Trading regions would enter into mutually beneficial bilateral agreements with other regions in the world. Freedom to transfer technology and capital would be maintained. (However)... commercial organisations wishing to sell their products in any particular region would have to produce locally, importing capital and technology, and creating local employment and development. That is the way to create prosperity and stability in the developing world without destroying our own.

"(To) gain access to our markets," he continues, "foreign corporations would have to build factories, employ our people and contribute to our economies."
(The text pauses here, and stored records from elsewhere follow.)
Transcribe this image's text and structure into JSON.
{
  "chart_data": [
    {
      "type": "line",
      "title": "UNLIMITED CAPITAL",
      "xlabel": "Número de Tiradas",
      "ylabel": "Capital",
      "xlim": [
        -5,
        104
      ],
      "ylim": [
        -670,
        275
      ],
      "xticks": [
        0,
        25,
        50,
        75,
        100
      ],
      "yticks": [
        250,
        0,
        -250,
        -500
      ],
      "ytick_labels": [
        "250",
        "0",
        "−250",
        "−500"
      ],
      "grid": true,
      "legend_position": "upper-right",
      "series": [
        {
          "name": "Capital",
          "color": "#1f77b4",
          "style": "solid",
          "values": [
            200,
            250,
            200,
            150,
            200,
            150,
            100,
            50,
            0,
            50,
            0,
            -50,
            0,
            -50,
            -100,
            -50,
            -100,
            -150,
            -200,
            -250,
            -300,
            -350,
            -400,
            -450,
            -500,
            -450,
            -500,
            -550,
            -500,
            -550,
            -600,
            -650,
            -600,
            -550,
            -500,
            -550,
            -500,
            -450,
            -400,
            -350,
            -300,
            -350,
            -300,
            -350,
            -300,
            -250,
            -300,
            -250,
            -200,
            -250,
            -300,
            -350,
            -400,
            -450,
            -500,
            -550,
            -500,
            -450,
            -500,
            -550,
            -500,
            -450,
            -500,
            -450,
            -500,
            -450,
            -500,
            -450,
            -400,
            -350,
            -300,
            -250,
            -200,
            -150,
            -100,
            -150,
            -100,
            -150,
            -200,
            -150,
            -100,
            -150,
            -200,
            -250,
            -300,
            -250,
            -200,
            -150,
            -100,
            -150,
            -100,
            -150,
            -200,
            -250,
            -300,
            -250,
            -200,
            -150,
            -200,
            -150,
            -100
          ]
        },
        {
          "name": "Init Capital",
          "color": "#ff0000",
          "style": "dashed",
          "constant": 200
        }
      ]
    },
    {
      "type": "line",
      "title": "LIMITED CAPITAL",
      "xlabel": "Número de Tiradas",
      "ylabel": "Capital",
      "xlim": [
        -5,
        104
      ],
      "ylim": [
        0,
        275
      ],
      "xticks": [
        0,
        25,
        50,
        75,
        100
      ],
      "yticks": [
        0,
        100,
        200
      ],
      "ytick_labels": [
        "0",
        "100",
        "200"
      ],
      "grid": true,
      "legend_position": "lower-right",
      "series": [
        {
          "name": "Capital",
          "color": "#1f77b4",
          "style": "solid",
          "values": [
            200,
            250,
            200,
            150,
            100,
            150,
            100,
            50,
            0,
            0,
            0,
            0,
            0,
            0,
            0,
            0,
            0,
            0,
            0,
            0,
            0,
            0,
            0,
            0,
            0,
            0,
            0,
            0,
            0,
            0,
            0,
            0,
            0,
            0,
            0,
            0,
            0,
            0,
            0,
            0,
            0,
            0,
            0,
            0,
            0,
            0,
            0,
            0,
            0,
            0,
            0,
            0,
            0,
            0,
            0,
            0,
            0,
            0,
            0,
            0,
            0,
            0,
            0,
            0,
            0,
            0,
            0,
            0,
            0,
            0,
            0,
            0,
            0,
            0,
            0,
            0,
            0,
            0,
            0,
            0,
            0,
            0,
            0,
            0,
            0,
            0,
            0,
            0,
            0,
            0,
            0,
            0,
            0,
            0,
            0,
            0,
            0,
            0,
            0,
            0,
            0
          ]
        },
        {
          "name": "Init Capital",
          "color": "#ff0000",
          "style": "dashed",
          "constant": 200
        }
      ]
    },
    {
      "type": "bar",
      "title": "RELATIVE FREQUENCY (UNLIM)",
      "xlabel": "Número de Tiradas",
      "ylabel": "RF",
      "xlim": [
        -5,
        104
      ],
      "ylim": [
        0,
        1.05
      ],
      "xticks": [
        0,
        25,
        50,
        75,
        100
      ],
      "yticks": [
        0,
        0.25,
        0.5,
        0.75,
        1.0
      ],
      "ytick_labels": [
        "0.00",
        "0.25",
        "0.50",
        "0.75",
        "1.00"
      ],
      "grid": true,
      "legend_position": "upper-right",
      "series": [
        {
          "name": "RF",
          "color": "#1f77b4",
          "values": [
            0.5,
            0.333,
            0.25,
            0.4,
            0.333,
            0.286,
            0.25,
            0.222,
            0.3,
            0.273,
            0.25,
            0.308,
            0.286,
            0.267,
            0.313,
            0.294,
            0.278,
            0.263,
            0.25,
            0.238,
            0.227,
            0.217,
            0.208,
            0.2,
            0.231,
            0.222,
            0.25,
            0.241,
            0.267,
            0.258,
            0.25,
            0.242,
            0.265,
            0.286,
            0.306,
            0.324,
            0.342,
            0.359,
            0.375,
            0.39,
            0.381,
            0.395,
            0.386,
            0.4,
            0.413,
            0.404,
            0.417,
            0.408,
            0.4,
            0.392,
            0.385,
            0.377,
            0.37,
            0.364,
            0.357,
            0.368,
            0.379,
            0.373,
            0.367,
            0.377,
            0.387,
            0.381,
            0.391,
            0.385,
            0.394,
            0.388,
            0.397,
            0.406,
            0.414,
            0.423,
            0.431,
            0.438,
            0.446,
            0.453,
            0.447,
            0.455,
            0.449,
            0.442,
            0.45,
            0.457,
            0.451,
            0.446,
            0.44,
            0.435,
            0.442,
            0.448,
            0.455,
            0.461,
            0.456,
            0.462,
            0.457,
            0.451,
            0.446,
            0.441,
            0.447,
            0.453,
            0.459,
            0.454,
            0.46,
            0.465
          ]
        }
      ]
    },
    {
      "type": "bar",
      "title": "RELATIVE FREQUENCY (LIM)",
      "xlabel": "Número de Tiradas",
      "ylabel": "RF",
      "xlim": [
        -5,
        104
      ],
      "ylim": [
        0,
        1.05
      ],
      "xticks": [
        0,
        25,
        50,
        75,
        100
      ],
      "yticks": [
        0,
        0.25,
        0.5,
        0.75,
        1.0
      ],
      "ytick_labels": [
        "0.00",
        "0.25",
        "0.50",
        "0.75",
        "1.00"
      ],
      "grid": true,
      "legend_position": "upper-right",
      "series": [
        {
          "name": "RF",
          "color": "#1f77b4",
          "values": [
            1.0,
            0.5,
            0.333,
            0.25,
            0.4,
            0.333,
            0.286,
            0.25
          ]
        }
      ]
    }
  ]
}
The presentation of this 'model' of regional trading areas raises two questions. First, how could it be brought about? Second, how could it be maintained? The protectionist measures that Goldsmith calls for each region to enforce would hinder the ability of successful companies to export their goods. This, in turn, erodes their profits especially since such companies operate on an increasingly transnational basis. What would possibly make them agree to such measures? Indeed, the huge influence they currently have upon world trade negotiations suggests that the proposals would never be implemented for this reason alone.

Even if Goldsmith's proposals were somehow accepted on a world basis, there would be a continuous incentive for producers and governments alike to break the rules. If overseas producers offer goods to a region at a lower price than their own equivalent, how could a government stop such goods being purchased on the black economy? The difficulty of establishing restrictions on ozone depleting chemicals has proved to be a case in point (Ozone depletion). A black market in CFCs has developed, in spite of many large multinationals now investing in alternative, less damaging chemicals. In contrast, Goldsmith's system would lack any such vested interest to back it. It seems that it would only take one company to infringe Goldsmith's rules before the rest also reverted to the task of maximising profits, through operating on a global basis.